Quedaste en mi mente como un lunar permanente en la piel, y
tus palabras quedaron como lo escrito con tinta china pero difuminado el estar
fresca, solo quedan pocas palabras entendibles pero justo son las más fuertes
destacadas con rojo. En mis archivos mentales quedan imágenes de tu rostro pero
envuelto en algo inflamable. Por mi mente está ubicado un escenario donde se
presenta las escenas de los momentos que hemos estado juntos y yo, sentado en
primera fila deprimiéndome al ver mis defectos y palabras equivocadas que
escupió mi boca con la compañía de microbios de mal entendimiento entrando en
tus oídos. Mi atuendo humedecido de lágrimas, mis ojos rojos por el esfuerzo
del llanto melancólico. Tú eras la que más me enamoro después de las otras
mujeres de mal corazón que deje en el olvido consumiéndolas las consecuencias.
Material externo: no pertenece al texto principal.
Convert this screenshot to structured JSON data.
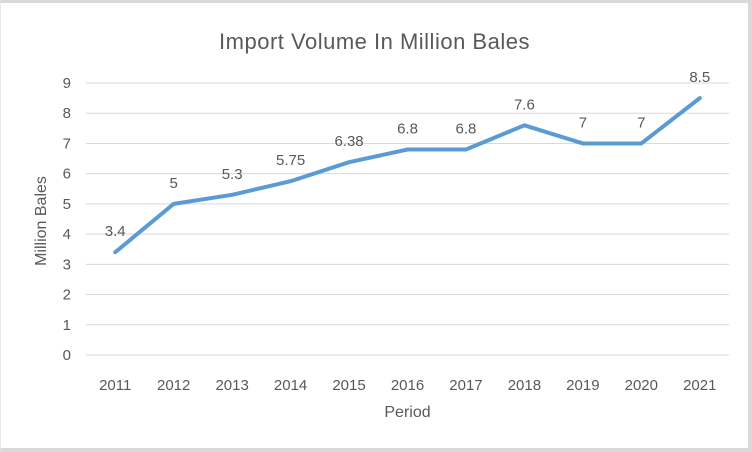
{
  "chart": {
    "title": "Import Volume In Million Bales",
    "x_axis_title": "Period",
    "y_axis_title": "Million Bales"
  },
  "chart_data": {
    "type": "line",
    "title": "Import Volume In Million Bales",
    "xlabel": "Period",
    "ylabel": "Million Bales",
    "categories": [
      "2011",
      "2012",
      "2013",
      "2014",
      "2015",
      "2016",
      "2017",
      "2018",
      "2019",
      "2020",
      "2021"
    ],
    "series": [
      {
        "name": "Import Volume",
        "values": [
          3.4,
          5,
          5.3,
          5.75,
          6.38,
          6.8,
          6.8,
          7.6,
          7,
          7,
          8.5
        ],
        "data_labels": [
          "3.4",
          "5",
          "5.3",
          "5.75",
          "6.38",
          "6.8",
          "6.8",
          "7.6",
          "7",
          "7",
          "8.5"
        ]
      }
    ],
    "ylim": [
      0,
      9
    ],
    "ytick_step": 1,
    "grid": "horizontal",
    "legend": "none",
    "line_color": "#5B9BD5",
    "gridline_color": "#D9D9D9",
    "text_color": "#595959"
  }
}
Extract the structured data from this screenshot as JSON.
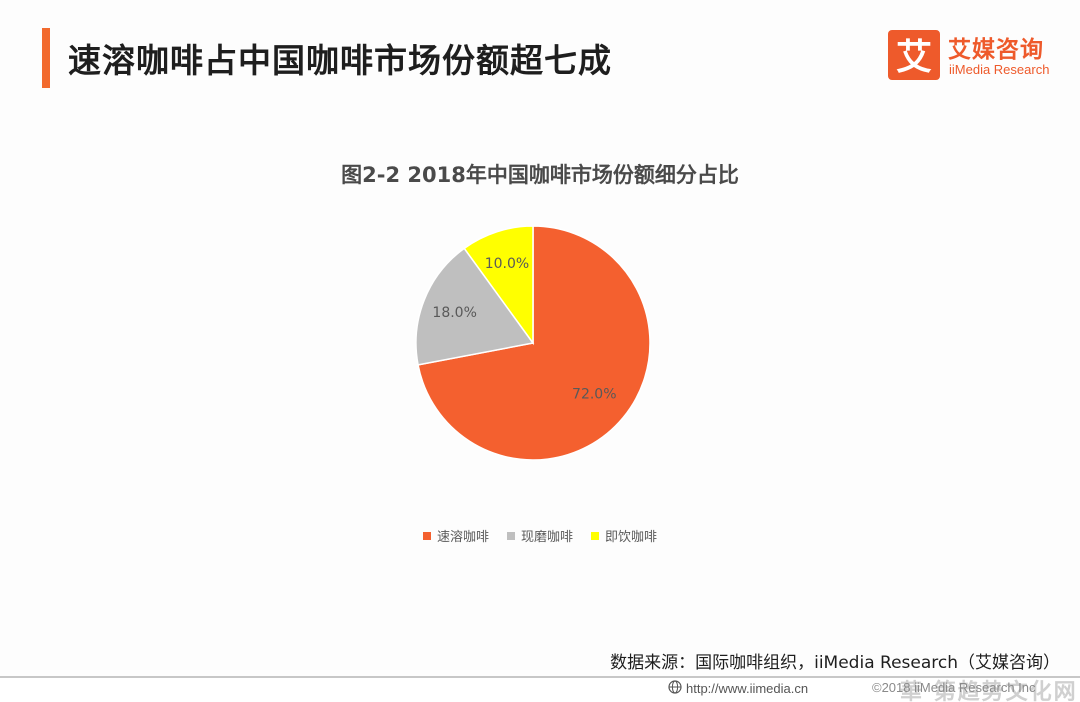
{
  "header": {
    "title": "速溶咖啡占中国咖啡市场份额超七成"
  },
  "logo": {
    "mark_char": "艾",
    "name": "艾媒咨询",
    "sub": "iiMedia Research"
  },
  "chart_data": {
    "type": "pie",
    "title": "图2-2 2018年中国咖啡市场份额细分占比",
    "categories": [
      "速溶咖啡",
      "现磨咖啡",
      "即饮咖啡"
    ],
    "values": [
      72.0,
      18.0,
      10.0
    ],
    "labels": [
      "72.0%",
      "18.0%",
      "10.0%"
    ],
    "colors": [
      "#f4602f",
      "#bfbfbf",
      "#ffff00"
    ],
    "legend_position": "bottom",
    "start": "12 o'clock, clockwise"
  },
  "source": {
    "text": "数据来源：国际咖啡组织，iiMedia Research（艾媒咨询）"
  },
  "footer": {
    "globe_icon": "globe-icon",
    "url": "http://www.iimedia.cn",
    "copyright": "©2018 iiMedia Research Inc",
    "watermark": "華 第趋势文化网"
  }
}
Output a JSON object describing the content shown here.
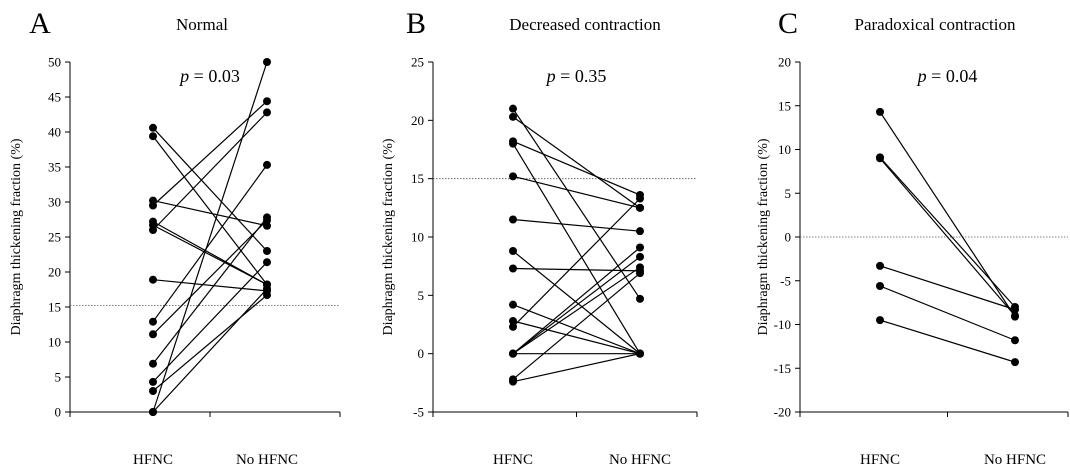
{
  "chart_data": [
    {
      "type": "line",
      "letter": "A",
      "title": "Normal",
      "ylabel": "Diaphragm thickening fraction (%)",
      "categories": [
        "HFNC",
        "No HFNC"
      ],
      "ylim": [
        0,
        50
      ],
      "yticks": [
        0,
        5,
        10,
        15,
        20,
        25,
        30,
        35,
        40,
        45,
        50
      ],
      "reference_line": 15.2,
      "p_symbol": "p",
      "p_value_text": " = 0.03",
      "pairs": [
        [
          40.6,
          23.0
        ],
        [
          39.4,
          18.2
        ],
        [
          30.2,
          26.6
        ],
        [
          29.5,
          44.4
        ],
        [
          27.2,
          18.2
        ],
        [
          26.7,
          18.2
        ],
        [
          26.0,
          42.8
        ],
        [
          18.9,
          17.3
        ],
        [
          12.9,
          35.3
        ],
        [
          11.1,
          27.4
        ],
        [
          6.9,
          27.8
        ],
        [
          4.3,
          21.4
        ],
        [
          3.0,
          16.7
        ],
        [
          0.0,
          50.0
        ],
        [
          0.0,
          17.6
        ]
      ]
    },
    {
      "type": "line",
      "letter": "B",
      "title": "Decreased contraction",
      "ylabel": "Diaphragm thickening fraction (%)",
      "categories": [
        "HFNC",
        "No HFNC"
      ],
      "ylim": [
        -5,
        25
      ],
      "yticks": [
        -5,
        0,
        5,
        10,
        15,
        20,
        25
      ],
      "reference_line": 15.0,
      "p_symbol": "p",
      "p_value_text": " = 0.35",
      "pairs": [
        [
          21.0,
          4.7
        ],
        [
          20.3,
          12.5
        ],
        [
          18.2,
          13.6
        ],
        [
          18.0,
          0.0
        ],
        [
          15.2,
          12.5
        ],
        [
          11.5,
          10.5
        ],
        [
          8.8,
          0.0
        ],
        [
          7.3,
          7.1
        ],
        [
          4.2,
          0.0
        ],
        [
          2.8,
          0.0
        ],
        [
          2.3,
          13.3
        ],
        [
          0.0,
          0.0
        ],
        [
          0.0,
          9.1
        ],
        [
          0.0,
          8.3
        ],
        [
          0.0,
          7.4
        ],
        [
          -2.2,
          6.9
        ],
        [
          -2.4,
          0.0
        ]
      ]
    },
    {
      "type": "line",
      "letter": "C",
      "title": "Paradoxical contraction",
      "ylabel": "Diaphragm thickening fraction (%)",
      "categories": [
        "HFNC",
        "No HFNC"
      ],
      "ylim": [
        -20,
        20
      ],
      "yticks": [
        -20,
        -15,
        -10,
        -5,
        0,
        5,
        10,
        15,
        20
      ],
      "reference_line": 0,
      "p_symbol": "p",
      "p_value_text": " = 0.04",
      "pairs": [
        [
          14.3,
          -9.1
        ],
        [
          9.1,
          -8.0
        ],
        [
          9.0,
          -9.0
        ],
        [
          -3.3,
          -8.3
        ],
        [
          -5.6,
          -11.8
        ],
        [
          -9.5,
          -14.3
        ]
      ]
    }
  ]
}
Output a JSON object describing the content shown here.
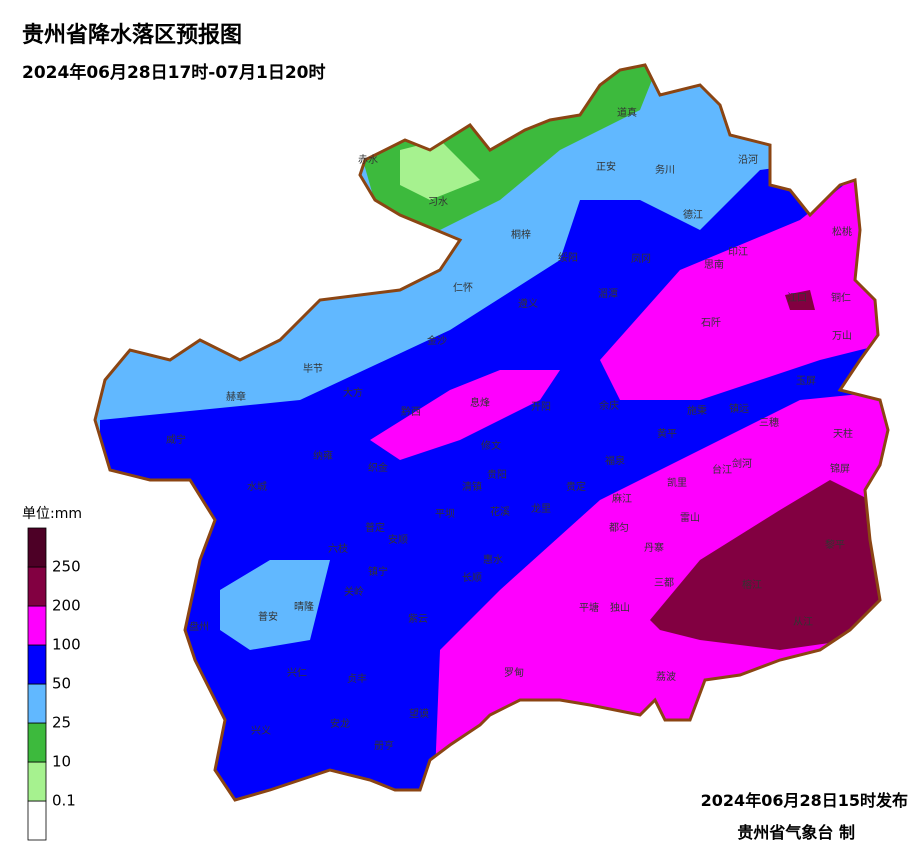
{
  "header": {
    "title": "贵州省降水落区预报图",
    "subtitle": "2024年06月28日17时-07月1日20时"
  },
  "legend": {
    "unit": "单位:mm",
    "labels": [
      "0.1",
      "10",
      "25",
      "50",
      "100",
      "200",
      "250"
    ],
    "colors": [
      "#ffffff",
      "#a6f28f",
      "#3dba3d",
      "#61b8ff",
      "#0000fe",
      "#fe00fe",
      "#820041",
      "#4d0026"
    ]
  },
  "places": [
    "赤水",
    "习水",
    "道真",
    "正安",
    "务川",
    "沿河",
    "桐梓",
    "绥阳",
    "凤冈",
    "德江",
    "思南",
    "印江",
    "松桃",
    "仁怀",
    "遵义",
    "湄潭",
    "江口",
    "铜仁",
    "石阡",
    "万山",
    "金沙",
    "毕节",
    "赫章",
    "大方",
    "黔西",
    "息烽",
    "开阳",
    "余庆",
    "施秉",
    "镇远",
    "玉屏",
    "威宁",
    "纳雍",
    "织金",
    "修文",
    "黄平",
    "三穗",
    "天柱",
    "福泉",
    "台江",
    "剑河",
    "锦屏",
    "水城",
    "清镇",
    "贵阳",
    "贵定",
    "凯里",
    "麻江",
    "龙里",
    "平坝",
    "花溪",
    "雷山",
    "六枝",
    "普定",
    "安顺",
    "都匀",
    "丹寨",
    "黎平",
    "惠水",
    "长顺",
    "三都",
    "榕江",
    "镇宁",
    "关岭",
    "平塘",
    "独山",
    "盘州",
    "普安",
    "晴隆",
    "紫云",
    "从江",
    "兴仁",
    "贞丰",
    "罗甸",
    "荔波",
    "望谟",
    "兴义",
    "安龙",
    "册亨"
  ],
  "footer": {
    "issued": "2024年06月28日15时发布",
    "agency": "贵州省气象台 制"
  }
}
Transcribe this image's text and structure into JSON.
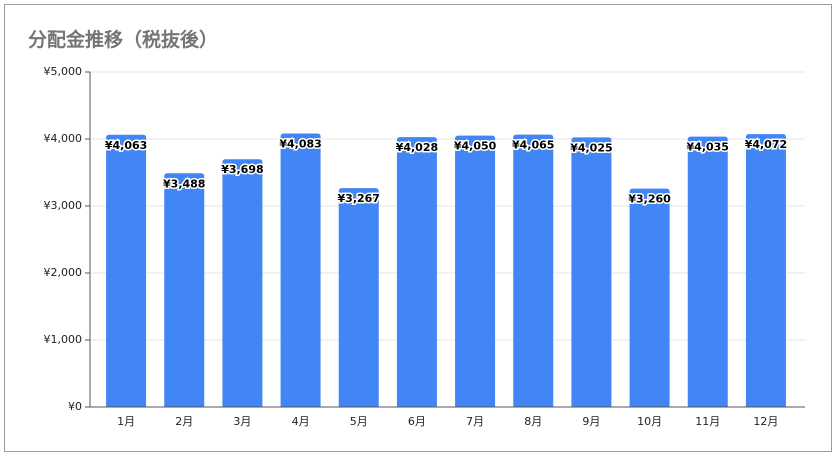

Abecés miro tus fotos mientras que mi sangre arde quemando
mi corazón y venas, todo el razonamiento queda nebuloso en los falsos deseos
imaginarios que fábrica mi mente sin conciencia. No lo puedo detener, mis
pensamientos fluyen rápidamente como una castada de sangre. Me gustaría
conocerte otra vez, así sabré donde tengo que poner el pie en el lugar donde
corresponde, deseo borrarme de tu memoria para aparecer otra vez en tu vida de
otra forma más correcta, así no provocare ninguna alteración melancólica.